The Game The Game

EPs

DMX Krew DMX KrewThe Game

8 / 10

DMX Krew  The Game

PERMANENT VACATION (PERMVAC0691, 12”)

DMX Krew is fundamentally associated with two labels: Rephlex, where his career began and where he released a fistful of records of crunchy retro electro-funk, and Breaking, his own imprint. In both cases, two things have been constant: for Ed Upton, no other music existed than the robotic aesthetics of the eighties, and at the same time his aesthetics have never been opportunist, he kept it at all times. There’s a nostalgia in DMX Krew that is real and incurable, for those years when he was a child, and if we would give his discography to a psychologist we would get a lot of Freudian interpretations and references to an anal phase that was never overcome by the individual. But it’s this obsession with old synthesisers and pre-house and techno electronic music that made Ed a rare creature that has to be preserved. He reminds us that there are other ways of advancing in dance music and that not everything is reduced to pulsating basslines and urban ferocity.

On the other hand, time and talent have come together: there is a current of eighties electronic funk revision going on, so now is the best time to resurface (although DMX Krew has never ceased to produce, release and DJ).

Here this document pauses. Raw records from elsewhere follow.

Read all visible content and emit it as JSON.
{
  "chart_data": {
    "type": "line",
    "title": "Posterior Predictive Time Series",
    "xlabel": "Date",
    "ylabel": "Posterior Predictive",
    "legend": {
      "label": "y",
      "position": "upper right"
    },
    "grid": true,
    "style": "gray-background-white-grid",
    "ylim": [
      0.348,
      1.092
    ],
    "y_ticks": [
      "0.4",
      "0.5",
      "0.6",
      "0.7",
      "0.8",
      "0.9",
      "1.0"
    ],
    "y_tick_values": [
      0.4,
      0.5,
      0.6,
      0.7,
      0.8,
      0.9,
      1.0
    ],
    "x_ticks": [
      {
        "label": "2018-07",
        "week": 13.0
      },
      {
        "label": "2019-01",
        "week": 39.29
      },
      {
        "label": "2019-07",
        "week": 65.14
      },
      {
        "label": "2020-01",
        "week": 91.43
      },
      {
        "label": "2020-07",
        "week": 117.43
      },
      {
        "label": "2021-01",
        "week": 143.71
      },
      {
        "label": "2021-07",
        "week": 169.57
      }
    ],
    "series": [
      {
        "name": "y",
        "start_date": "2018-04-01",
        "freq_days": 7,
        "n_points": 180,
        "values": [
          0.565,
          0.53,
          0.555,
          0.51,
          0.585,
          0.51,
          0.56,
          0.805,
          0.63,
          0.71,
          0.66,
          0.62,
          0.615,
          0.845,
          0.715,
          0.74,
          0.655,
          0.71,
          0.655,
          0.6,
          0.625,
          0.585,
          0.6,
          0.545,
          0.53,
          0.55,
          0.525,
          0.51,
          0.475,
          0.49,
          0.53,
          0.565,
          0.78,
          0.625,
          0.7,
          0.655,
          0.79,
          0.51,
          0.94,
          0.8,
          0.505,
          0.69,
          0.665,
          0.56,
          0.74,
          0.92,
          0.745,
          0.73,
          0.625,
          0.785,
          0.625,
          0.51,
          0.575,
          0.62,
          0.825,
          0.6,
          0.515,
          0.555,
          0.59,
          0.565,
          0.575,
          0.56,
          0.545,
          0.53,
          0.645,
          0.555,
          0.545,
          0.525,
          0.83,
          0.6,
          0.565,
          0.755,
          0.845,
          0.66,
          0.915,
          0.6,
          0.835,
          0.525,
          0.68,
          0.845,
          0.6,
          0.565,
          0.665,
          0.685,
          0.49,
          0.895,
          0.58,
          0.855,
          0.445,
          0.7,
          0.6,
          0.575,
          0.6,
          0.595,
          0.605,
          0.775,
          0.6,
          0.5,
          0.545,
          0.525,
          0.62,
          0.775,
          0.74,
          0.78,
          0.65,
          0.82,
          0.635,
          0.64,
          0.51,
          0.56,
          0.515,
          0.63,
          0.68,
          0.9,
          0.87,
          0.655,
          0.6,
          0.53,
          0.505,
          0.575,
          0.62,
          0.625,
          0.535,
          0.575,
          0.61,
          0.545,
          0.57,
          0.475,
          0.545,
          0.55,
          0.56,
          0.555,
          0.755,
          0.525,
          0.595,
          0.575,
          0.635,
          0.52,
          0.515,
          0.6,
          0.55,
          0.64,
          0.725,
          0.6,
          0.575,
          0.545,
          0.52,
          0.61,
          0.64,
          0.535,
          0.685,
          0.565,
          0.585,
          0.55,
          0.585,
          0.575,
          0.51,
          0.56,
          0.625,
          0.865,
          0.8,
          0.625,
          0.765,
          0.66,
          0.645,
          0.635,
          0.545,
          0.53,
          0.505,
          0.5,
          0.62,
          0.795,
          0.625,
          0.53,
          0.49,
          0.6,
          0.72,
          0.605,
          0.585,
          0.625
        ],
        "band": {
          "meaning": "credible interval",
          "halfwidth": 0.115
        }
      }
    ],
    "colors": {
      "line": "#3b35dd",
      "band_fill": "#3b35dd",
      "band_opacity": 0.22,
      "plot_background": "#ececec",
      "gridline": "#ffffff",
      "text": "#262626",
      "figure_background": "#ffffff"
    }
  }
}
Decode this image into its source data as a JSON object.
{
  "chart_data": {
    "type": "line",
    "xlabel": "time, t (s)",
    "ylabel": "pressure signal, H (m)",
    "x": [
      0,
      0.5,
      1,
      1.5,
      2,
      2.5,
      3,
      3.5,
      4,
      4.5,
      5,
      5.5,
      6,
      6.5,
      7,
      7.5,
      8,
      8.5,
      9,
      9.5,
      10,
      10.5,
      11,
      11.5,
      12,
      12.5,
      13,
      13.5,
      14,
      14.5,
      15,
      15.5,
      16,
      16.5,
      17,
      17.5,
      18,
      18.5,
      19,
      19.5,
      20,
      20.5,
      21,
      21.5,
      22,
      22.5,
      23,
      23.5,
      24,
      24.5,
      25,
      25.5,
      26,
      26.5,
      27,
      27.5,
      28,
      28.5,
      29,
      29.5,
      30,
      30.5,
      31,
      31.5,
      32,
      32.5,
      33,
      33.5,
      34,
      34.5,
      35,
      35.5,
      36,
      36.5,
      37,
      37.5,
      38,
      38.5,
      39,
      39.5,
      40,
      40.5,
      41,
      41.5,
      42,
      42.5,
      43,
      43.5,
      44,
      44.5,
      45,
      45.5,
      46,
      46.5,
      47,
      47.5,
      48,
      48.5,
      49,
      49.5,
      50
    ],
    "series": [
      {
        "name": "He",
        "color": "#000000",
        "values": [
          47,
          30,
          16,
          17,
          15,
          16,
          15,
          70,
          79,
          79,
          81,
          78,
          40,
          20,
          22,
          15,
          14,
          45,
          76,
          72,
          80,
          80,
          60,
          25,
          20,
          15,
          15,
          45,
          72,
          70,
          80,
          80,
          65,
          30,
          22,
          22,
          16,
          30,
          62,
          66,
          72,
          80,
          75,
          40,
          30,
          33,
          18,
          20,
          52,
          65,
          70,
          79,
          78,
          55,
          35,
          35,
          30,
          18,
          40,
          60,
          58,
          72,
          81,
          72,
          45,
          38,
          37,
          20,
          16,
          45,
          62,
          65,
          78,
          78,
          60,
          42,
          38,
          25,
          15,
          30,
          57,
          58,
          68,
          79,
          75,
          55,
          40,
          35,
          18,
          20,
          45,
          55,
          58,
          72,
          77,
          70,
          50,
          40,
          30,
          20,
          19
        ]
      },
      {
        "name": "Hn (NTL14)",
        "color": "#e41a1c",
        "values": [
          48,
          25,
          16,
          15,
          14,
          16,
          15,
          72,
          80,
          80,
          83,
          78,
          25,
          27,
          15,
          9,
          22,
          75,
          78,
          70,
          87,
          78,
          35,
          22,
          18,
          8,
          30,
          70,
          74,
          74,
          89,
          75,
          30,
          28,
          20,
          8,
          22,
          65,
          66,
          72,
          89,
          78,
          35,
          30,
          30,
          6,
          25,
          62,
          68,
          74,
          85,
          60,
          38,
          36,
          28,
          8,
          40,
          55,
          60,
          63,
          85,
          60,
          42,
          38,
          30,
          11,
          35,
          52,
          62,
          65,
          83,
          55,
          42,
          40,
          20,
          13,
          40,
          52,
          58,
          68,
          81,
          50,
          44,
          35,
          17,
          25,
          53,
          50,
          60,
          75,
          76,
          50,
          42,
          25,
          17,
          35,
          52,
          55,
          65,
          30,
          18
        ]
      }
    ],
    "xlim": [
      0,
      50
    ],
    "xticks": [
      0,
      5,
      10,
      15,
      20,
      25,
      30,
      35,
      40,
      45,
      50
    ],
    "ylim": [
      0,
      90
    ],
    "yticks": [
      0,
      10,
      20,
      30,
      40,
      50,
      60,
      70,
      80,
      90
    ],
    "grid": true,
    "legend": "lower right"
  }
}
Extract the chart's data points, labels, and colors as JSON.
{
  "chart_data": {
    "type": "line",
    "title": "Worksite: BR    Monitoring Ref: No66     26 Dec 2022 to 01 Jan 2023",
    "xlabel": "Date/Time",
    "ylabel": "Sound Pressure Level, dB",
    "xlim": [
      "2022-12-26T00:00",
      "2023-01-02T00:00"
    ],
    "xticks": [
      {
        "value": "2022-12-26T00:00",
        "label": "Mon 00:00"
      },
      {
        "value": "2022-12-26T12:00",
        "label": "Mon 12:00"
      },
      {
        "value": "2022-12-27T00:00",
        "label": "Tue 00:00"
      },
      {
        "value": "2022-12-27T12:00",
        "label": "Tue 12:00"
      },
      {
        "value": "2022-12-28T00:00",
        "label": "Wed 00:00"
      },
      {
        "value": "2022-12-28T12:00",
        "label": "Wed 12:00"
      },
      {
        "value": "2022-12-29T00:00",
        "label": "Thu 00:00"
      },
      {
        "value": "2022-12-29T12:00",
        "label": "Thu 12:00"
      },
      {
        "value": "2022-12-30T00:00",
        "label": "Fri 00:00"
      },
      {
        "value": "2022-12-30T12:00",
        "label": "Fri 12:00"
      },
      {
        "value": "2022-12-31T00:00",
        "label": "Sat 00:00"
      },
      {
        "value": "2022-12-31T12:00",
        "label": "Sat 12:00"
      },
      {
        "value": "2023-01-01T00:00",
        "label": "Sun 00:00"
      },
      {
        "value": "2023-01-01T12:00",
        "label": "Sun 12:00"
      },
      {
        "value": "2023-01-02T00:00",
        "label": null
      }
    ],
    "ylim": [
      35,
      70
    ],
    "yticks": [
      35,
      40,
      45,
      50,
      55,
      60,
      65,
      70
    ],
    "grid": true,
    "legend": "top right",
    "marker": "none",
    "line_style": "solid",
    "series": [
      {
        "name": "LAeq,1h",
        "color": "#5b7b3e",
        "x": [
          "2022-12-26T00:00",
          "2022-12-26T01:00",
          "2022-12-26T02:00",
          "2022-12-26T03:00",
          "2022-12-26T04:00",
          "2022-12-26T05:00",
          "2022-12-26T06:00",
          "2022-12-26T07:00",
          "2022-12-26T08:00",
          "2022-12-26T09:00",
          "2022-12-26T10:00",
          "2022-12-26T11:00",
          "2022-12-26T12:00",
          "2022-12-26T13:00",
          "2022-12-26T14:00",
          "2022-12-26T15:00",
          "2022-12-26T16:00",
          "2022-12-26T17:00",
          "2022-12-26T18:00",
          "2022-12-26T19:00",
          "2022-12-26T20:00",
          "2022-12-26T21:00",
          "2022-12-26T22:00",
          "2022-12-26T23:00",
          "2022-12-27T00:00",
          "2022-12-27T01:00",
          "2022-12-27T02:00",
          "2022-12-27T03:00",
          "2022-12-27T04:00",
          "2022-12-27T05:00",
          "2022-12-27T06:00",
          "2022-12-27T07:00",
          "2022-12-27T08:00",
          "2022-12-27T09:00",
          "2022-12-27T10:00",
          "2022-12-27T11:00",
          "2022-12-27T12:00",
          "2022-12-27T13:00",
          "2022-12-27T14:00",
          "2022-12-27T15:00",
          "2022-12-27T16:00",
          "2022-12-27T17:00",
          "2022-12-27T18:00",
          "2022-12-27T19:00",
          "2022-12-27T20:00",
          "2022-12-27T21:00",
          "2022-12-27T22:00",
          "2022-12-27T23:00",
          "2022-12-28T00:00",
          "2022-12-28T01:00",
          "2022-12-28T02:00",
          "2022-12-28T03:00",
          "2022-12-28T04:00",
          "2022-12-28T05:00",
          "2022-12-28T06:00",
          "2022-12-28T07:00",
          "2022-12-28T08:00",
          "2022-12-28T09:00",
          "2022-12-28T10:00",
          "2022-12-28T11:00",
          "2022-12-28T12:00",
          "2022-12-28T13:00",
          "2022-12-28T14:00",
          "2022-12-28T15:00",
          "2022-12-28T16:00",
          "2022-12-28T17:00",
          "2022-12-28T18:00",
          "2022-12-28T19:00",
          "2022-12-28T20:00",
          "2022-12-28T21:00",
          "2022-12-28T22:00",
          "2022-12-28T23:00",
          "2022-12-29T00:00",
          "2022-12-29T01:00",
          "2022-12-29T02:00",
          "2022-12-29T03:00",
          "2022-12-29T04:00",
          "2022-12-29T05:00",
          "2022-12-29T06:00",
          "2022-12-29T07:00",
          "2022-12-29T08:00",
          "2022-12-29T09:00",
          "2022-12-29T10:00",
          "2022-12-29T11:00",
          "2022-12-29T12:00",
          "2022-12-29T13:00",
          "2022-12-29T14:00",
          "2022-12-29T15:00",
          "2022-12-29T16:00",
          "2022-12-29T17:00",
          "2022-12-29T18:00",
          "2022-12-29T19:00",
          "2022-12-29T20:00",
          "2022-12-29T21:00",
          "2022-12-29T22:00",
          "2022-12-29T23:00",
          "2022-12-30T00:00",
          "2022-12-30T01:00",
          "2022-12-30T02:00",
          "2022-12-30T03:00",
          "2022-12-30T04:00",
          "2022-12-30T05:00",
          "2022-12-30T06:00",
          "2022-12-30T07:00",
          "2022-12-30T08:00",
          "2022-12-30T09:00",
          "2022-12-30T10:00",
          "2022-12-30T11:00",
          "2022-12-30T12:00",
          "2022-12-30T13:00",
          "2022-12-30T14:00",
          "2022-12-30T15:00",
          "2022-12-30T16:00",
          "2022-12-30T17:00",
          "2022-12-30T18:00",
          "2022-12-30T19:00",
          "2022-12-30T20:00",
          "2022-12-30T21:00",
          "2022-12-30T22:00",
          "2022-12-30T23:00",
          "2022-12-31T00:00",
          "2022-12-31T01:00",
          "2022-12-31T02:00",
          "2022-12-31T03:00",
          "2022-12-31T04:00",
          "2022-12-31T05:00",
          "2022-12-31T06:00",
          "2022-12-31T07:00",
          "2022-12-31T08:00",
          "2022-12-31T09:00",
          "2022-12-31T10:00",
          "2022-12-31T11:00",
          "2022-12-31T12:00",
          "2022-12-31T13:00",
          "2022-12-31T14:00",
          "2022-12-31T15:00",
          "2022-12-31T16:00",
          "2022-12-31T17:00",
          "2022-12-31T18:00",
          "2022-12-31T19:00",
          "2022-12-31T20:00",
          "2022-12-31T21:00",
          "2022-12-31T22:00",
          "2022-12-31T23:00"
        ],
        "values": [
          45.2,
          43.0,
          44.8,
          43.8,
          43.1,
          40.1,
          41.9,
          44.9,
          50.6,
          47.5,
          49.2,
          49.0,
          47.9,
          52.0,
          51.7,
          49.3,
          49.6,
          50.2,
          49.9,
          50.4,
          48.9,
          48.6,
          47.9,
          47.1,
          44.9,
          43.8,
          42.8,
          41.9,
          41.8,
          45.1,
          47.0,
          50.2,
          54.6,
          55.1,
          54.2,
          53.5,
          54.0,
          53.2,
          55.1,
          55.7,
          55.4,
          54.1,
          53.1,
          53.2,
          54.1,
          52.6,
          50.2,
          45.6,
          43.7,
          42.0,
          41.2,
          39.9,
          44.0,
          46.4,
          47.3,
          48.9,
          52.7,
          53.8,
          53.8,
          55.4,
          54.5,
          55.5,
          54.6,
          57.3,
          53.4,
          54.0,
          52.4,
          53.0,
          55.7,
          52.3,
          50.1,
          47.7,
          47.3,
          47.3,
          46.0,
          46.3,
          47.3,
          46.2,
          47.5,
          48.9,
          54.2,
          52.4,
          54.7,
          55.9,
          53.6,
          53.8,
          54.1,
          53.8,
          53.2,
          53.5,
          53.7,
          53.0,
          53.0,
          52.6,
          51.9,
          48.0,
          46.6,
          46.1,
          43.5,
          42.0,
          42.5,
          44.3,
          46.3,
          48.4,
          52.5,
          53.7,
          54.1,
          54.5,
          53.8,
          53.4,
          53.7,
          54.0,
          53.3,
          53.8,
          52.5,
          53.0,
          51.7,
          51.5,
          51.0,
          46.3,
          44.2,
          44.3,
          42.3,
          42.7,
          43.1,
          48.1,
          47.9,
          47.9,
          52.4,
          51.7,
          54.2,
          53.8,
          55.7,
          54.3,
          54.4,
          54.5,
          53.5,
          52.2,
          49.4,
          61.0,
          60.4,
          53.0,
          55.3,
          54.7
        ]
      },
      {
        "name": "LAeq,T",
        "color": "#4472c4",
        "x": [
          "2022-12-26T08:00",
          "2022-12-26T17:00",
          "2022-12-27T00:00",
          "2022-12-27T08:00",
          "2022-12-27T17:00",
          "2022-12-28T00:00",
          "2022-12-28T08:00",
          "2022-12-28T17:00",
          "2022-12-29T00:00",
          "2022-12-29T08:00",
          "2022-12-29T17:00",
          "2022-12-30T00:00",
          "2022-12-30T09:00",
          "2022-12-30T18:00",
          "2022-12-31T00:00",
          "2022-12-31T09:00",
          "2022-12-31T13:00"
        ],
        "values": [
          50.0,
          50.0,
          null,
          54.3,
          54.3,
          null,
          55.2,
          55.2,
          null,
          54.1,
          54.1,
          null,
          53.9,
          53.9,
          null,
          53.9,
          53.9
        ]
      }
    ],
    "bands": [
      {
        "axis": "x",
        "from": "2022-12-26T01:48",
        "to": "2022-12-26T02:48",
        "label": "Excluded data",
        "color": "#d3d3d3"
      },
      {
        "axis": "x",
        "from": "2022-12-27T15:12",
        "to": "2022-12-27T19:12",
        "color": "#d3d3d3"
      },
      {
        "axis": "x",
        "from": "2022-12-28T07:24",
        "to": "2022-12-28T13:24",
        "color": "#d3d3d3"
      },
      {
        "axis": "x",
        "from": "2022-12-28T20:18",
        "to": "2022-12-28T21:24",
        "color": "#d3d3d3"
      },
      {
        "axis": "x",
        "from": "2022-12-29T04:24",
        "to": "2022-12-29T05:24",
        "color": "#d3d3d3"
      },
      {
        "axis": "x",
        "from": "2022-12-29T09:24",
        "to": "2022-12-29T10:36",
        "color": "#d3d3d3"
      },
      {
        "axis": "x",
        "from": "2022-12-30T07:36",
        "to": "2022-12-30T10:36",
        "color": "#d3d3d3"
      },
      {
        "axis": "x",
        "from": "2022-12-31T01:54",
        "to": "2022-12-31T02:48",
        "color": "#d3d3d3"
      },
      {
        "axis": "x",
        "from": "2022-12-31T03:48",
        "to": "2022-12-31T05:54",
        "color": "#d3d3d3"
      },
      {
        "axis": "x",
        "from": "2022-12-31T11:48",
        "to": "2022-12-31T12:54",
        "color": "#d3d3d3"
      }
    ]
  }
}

Moreover, the Permanent Vacation label knocked on his door, and the relation that started with the reissue of a track originally released on Rephlex, “Come To Me” (plus a previously unreleased instrumental version), keeps going strong with this“The Game”, which plunges into the infinite ocean of synthetic disco music. Permanent Vacation is based in Munich, which has always been the city of Moroder, and the four cuts of “The Game” are definitely infested with arpeggios and hypnotic loops, but the whole sounds more Italian than German. “The Game” –or its alternate version, subtitled “Dance Mix”– is Italo disco a la My Mine or Ken Lazslo, while on “Taking Your Own Advice” and “Disco Theme”the influence of the Il Discotto label is palpable, with an American touch of rubbery funk. The typical DMX Krew sound, in the right place at the right time. We call that divine justice.